Beppe Fenoglio nasce ad Alba nel 1922 e muore a Torino nel 1963. Tre le sue opere postume vi è Il partigiano Johnny, l’opera più famosa la cui prima edizione viene pubblicata da EINAUDI nel 1968. Segue nel 1978 la pubblicazione dell’edizione critica delle Opere di Beppe Fenoglio, la quale propone entrambe le stesure incompiute del romanzo, che sono testimonianza della profonda conoscenza dell’inglese dell’autore, vista la frequente presenza di anglicismi ed espressioni proprie della lingua inglese mescolate all’italiano. Questa opera, che “romanzo propriamente non è”, scrive lo stesso autore, vede come protagonisti Johnny e le sue esperienze tra le fila dei partigiani. Inizialmente si unisce alle Brigate Garibaldi comuniste, sotto il comando del Biondo, in seguito combatte con i Badogliani antifascisti, a fianco di Pierre ed Ettore. Sotto il comando di Nord, “bello quale mai misura di bellezza aveva gratificato la virilità e così maschio come mai la bellezza aveva tollerato d’esser così maschia”, Johnny partecipa sia alla presa della città di Alba sia alla sua successiva perdita causata dall’attacco fascista, che costringe i Badogliani a ritirarsi sulle colline. Dal punto di vista dei contenuti, Fenoglio ci presenta una testimonianza accurata della vita nella Resistenza poiché propone personaggi realistici con qualità e difetti che illustrano la loro complessità (a tutto tondo). Il tempo è scandito da episodi e riferimenti concreti, il passare delle ore e delle stagioni, l’arrivo della neve che aiuta i partigiani a nascondersi agli occhi attenti delle spie fasciste e la pioggia torrenziale che invece infanga i terreni e intralcia la ritirata.


Dal punto di vista stilistico, il mix di inglese e italiano rende particolarmente interessante questo libro.

• “Nell’ombra del copertone rilucevano truci i tubi degli Strokes, fra grim, set-in pride faces

degli uomini della I.”

• “– Idiot and pig! – urlò e riseppellì la faccia nel fango.”

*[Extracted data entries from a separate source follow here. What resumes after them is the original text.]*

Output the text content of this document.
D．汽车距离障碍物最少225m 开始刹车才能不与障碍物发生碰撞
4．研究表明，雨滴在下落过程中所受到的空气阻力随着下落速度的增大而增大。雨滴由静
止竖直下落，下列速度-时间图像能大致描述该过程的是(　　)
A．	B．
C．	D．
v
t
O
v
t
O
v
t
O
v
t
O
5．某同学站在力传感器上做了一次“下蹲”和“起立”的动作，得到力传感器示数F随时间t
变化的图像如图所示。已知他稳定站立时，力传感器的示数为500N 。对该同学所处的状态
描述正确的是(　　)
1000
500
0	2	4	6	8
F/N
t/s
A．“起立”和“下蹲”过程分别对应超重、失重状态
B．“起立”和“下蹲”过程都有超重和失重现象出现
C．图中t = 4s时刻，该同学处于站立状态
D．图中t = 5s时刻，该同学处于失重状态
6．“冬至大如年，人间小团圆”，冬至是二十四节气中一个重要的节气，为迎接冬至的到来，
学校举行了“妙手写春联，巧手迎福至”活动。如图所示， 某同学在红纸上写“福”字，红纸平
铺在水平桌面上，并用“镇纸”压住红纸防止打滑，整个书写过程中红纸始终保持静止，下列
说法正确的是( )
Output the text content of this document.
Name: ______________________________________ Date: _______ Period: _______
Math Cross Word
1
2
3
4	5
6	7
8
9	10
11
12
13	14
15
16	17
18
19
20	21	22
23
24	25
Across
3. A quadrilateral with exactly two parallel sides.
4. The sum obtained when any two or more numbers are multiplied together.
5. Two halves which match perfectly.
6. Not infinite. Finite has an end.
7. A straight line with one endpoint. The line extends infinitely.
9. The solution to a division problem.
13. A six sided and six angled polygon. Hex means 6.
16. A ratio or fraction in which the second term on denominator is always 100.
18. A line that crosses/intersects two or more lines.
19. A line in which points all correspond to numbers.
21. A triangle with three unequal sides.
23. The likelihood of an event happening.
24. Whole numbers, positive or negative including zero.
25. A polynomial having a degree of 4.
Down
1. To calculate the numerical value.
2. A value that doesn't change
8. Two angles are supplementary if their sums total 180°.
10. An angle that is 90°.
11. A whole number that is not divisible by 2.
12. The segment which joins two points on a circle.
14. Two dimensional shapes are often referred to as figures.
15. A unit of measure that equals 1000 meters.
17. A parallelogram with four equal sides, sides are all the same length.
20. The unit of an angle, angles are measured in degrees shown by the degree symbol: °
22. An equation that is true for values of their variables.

• “– [...] They’re going to give us a damned bad time. – Che cosa? – Ci faranno stare

maledettamente male.”


Questi sono solo alcuni esempi dei vari inglesismi presenti nel testo. Ciò ha reso la lettura particolarmente vivace e coinvolgente e credo che tale caratteristica possa essere apprezzata anche dagli altri miei coetanei visto il frequente uso di slang inglese nelle nostre conversazioni attuali. Colpisce come Fenoglio, pur avendo scritto a metà del secolo scorso, abbia inconsapevolmente anticipato la lingua dei giovani d’oggi.